Invitation and Registration Backends#

The purpose of the backends is to provide scaffolding for adding and managing users and organizations. The scope is limited to the basics of adding new users and creating new organizations.

While the default backends should suffice for basic implementations, the backends are designed to be easily extended for your specific project needs. If you make use of a profile model or a user model other than auth.User you should extend the relevant backends for your own project. If you’ve used custom URL names then you’ll also want to extend the backends to use your own success URLs.

You do not have to implement these backends to use django-organizations, but they will make user management within accounts easier.

The two default backends share a common structure and interface. This includes methods for sending emails, generating URLs, and template references.

The backend URLs will need to be configured to allow for registration and/or user activation. You can add these by referring to the backend’s get_urls method::

from organizations.backends import invitation_backend

urlpatterns = [
    url(r'^invitations/', include(invitation_backend().get_urls())),
 ]

Registration Backend#

The registration backend is used for creating new users with new organizations, e.g. new user sign up.

Attributes#

RegistrationBackend.activation_subject#

Template path for the activation email subject. Default:

invitation_subject = 'organizations/email/activation_subject.txt'
RegistrationBackend.activation_body#

Template path for the activation email body. Default:

invitation_body = 'organizations/email/activation_body.html'
RegistrationBackend.reminder_subject#

Template path for the reminder email subject. Default:

reminder_subject = 'organizations/email/reminder_subject.txt'
RegistrationBackend.reminder_body#

Template path for the reminder email body. Default:

reminder_body = 'organizations/email/reminder_body.html'
RegistrationBackend.form_class#

Form class which should be used for activating a user account when registering. Default:

form_class = UserRegistrationForm

Invitation backend#

The invitation backend is used for adding new users to an existing organization.

Attributes#

InvitationBackend.invitation_subject#

Template path for the invitation email subject. Default:

invitation_subject = 'organizations/email/invitation_subject.txt'
InvitationBackend.invitation_body#

Template path for the invitation email body. Default:

invitation_body = 'organizations/email/invitation_body.html'
InvitationBackend.reminder_subject#

Template path for the reminder email subject. Default:

reminder_subject = 'organizations/email/reminder_subject.txt'
InvitationBackend.reminder_body#

Template path for the reminder email body. Default:

reminder_body = 'organizations/email/reminder_body.html'
InvitationBackend.form_class#

Form class which should be used for activating a user account in response to an invitation. Default:

form_class = UserRegistrationForm

Methods#

The primary methods of interest are the invite_by_email method and the get_success_url method.

InvitationBackend.get_success_url()#

This method behaves as expected and returns a URL to which the user should be redirected after successfully activating an account. By default it returns the user to the organization list URL, but can be configured to any URL:

def get_success_url(self):
    return reverse('my_fave_app')
InvitationBackend.invite_by_email(email, sender=None, request=None, **kwargs)#

This is the primary interface method for the invitation backend. This method should be referenced from your invitation form or view and if you need to customize what happens when a user is invited, this is where to do it.

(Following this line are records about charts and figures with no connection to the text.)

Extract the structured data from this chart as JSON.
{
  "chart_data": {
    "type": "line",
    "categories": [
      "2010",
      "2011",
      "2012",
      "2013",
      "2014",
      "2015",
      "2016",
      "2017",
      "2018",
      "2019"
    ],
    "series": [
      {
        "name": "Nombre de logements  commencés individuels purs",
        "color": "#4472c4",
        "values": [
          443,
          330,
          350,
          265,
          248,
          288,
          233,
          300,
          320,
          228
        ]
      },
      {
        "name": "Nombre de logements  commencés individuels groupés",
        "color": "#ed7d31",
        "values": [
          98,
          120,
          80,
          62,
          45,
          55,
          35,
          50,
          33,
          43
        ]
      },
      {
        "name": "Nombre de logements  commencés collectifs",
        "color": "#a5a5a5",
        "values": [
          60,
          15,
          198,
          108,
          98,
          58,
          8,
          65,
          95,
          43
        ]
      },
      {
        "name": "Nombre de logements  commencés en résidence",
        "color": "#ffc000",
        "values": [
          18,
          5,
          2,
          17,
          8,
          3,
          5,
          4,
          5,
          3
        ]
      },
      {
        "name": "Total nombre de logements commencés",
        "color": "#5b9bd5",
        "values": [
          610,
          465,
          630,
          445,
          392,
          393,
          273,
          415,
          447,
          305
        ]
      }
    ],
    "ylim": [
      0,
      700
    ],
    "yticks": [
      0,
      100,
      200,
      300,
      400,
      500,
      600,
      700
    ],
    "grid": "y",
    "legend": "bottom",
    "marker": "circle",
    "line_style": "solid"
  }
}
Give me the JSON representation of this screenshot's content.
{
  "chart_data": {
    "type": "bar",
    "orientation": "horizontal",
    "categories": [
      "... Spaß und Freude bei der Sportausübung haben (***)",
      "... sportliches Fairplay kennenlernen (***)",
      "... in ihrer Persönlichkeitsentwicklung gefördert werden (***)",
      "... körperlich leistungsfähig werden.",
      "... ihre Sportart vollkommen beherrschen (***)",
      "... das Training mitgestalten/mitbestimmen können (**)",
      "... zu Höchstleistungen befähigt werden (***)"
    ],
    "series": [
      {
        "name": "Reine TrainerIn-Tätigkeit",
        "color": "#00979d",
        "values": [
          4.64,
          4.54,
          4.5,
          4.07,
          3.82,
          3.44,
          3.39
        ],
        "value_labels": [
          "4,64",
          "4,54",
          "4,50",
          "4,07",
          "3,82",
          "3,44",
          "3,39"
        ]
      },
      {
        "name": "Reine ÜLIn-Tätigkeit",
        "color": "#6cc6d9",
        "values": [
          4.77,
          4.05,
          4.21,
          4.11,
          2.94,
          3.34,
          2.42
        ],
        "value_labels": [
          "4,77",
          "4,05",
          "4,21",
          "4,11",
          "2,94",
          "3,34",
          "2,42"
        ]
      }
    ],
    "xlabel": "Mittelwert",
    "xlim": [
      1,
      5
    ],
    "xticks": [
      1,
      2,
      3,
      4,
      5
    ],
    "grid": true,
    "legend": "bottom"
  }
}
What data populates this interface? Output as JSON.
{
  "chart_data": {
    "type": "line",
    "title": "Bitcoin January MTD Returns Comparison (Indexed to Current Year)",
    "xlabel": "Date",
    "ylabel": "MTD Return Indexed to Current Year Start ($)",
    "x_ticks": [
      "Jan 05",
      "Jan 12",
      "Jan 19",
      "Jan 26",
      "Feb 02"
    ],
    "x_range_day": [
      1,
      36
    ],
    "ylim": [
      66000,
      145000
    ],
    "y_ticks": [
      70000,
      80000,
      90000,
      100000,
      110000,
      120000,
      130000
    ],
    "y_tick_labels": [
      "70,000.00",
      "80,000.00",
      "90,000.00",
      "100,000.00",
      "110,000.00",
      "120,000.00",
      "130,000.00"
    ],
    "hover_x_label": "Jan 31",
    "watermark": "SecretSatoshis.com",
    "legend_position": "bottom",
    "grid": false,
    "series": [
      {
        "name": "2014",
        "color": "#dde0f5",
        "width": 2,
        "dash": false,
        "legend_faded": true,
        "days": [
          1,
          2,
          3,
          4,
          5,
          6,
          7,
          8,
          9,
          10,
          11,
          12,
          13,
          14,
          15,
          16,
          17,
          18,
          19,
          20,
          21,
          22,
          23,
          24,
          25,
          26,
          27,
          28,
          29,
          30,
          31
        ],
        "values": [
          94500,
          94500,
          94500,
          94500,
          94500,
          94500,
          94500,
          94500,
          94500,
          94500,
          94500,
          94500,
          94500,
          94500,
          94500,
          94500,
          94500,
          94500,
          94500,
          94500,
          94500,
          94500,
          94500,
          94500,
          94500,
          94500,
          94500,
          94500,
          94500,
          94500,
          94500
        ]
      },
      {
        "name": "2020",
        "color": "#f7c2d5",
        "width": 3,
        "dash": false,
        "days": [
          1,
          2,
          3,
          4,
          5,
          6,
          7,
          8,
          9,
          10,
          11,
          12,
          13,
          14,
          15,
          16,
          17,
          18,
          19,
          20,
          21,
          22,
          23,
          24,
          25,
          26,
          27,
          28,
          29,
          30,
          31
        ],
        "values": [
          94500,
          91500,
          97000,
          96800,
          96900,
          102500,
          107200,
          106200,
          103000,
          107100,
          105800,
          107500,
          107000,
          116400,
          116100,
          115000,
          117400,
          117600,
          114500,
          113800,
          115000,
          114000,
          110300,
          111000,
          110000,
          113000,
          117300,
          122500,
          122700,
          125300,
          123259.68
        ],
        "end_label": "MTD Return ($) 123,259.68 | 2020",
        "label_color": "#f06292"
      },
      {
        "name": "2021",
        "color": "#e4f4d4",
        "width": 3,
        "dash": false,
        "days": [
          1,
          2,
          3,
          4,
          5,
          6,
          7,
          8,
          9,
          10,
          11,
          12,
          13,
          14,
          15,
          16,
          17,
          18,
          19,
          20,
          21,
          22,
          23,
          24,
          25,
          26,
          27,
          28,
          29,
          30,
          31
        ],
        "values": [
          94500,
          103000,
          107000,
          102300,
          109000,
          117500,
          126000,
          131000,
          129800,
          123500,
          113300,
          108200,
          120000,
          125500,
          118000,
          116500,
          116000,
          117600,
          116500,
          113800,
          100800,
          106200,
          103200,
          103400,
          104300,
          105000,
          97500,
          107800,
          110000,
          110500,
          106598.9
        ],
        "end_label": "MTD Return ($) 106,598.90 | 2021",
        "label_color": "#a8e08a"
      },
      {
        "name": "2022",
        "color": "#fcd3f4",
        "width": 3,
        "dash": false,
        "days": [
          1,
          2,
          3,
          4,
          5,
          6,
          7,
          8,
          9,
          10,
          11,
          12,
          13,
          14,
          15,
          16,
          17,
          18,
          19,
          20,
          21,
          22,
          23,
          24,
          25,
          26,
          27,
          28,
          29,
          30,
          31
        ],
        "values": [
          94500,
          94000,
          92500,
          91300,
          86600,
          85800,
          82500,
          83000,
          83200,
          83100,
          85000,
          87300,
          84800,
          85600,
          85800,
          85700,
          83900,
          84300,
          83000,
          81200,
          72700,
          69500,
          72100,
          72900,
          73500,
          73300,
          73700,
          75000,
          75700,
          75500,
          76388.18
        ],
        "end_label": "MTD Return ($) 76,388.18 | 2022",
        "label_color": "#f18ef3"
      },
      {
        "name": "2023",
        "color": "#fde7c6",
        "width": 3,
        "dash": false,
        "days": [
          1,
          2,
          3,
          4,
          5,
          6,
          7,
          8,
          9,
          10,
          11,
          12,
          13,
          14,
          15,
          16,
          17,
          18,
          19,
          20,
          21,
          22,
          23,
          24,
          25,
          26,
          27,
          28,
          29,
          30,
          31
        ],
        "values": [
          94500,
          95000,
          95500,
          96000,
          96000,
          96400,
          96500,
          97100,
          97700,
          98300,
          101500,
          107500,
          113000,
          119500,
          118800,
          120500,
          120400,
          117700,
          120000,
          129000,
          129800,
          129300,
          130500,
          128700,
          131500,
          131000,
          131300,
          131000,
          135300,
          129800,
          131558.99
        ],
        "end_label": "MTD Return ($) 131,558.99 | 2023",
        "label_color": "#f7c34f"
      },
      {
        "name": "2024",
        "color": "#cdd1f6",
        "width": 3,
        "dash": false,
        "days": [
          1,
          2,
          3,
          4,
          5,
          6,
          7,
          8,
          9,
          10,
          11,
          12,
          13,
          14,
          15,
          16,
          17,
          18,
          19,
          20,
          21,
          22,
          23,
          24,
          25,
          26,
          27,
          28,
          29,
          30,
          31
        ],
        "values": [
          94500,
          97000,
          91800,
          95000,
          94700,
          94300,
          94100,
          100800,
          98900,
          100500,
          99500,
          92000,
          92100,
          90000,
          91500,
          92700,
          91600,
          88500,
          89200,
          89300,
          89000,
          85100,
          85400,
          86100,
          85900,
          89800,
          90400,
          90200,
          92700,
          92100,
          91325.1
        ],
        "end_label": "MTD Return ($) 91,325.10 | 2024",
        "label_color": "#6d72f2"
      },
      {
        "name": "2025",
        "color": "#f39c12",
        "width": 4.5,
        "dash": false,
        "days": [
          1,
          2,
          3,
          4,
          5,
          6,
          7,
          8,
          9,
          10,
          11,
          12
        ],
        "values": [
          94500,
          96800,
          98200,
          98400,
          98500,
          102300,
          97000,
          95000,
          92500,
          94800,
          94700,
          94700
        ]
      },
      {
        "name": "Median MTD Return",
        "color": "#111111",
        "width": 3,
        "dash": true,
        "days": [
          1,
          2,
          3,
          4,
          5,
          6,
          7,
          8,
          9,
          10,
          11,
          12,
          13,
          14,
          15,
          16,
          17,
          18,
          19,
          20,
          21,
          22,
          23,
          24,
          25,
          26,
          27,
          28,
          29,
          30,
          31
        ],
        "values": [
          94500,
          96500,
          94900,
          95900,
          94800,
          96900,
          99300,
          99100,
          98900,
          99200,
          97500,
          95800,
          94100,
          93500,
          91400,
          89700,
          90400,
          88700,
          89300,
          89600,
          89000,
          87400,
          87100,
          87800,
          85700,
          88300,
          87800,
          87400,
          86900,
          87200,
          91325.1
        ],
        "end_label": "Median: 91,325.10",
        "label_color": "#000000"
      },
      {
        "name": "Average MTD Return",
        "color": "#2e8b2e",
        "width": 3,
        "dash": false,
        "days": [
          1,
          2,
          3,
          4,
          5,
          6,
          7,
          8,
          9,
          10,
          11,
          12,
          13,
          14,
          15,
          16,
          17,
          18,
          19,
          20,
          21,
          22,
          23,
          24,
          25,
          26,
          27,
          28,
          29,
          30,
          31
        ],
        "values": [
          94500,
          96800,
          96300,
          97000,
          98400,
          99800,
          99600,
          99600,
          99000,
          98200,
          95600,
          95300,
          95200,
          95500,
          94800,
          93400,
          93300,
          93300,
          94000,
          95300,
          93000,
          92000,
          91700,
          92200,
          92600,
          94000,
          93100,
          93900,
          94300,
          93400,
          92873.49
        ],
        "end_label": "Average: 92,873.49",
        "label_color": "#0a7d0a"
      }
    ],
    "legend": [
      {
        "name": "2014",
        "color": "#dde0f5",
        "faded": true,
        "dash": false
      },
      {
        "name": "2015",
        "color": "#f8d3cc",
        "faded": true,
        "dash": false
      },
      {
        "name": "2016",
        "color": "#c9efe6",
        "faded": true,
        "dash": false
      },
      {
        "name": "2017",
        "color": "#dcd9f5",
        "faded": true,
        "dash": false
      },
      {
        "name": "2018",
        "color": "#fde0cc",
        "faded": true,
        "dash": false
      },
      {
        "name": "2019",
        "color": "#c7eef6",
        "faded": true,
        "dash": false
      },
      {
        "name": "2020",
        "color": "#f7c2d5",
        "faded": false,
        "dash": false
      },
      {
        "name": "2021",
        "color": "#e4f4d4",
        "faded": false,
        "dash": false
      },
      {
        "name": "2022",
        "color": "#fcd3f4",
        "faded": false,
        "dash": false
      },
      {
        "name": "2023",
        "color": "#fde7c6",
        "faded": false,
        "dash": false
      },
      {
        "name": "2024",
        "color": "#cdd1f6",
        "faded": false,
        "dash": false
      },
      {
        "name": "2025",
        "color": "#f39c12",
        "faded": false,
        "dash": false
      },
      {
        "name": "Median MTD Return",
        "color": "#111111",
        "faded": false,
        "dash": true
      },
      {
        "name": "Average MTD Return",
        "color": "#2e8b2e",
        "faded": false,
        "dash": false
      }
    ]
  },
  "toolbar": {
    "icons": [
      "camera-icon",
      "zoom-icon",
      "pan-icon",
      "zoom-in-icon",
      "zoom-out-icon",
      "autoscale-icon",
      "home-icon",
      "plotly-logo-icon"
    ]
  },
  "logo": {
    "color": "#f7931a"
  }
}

Usage example in a form class:

class AccountUserAddForm(OrganizationUserAddForm):

    class Meta:
        model = OrganizationUser

    def save(self, *args, **kwargs):
        try:
            user = get_user_model().objects.get(email__iexact=self.cleaned_data['email'])
        except get_user_model().MultipleObjectsReturned:
            raise forms.ValidationError("This email address has been used multiple times.")
        except get_user_model().DoesNotExist:
            user = invitation_backend().invite_by_email(
                    self.cleaned_data['email'],
                    **{'domain': get_current_site(self.request),
                        'organization': self.organization})

        return OrganizationUser.objects.create(user=user,
                organization=self.organization)

Note

As the example shows, the invitation backend does not associate the individual user with the organization account, it only creates the user so it can be associated in addition to sending the invitation.

Use additional keyword arguments passed via **kwargs to include contextual information in the invitation, such as what account the user is being invited to join. By default the invitation template requires domain details as per the Django Sites framework so you can provide either a Site object, or craft the domain kwarg as follows:

domain={ “name”: “My Site”, “domain”: “www.example.com” }

InvitationBackend.activate_view(request, user_id, token)#

This method is a view for activating a user account via a unique link sent via email. The view ensures the token matches a user and is valid, that the user is unregistered, and that the user’s entered data is valid (e.g. password, names). User entered data is validated against the form_class.

The view then ensures the user’s OrganizationUser connections are activated, logs the user in with the entered credentials and redirects to the success URL.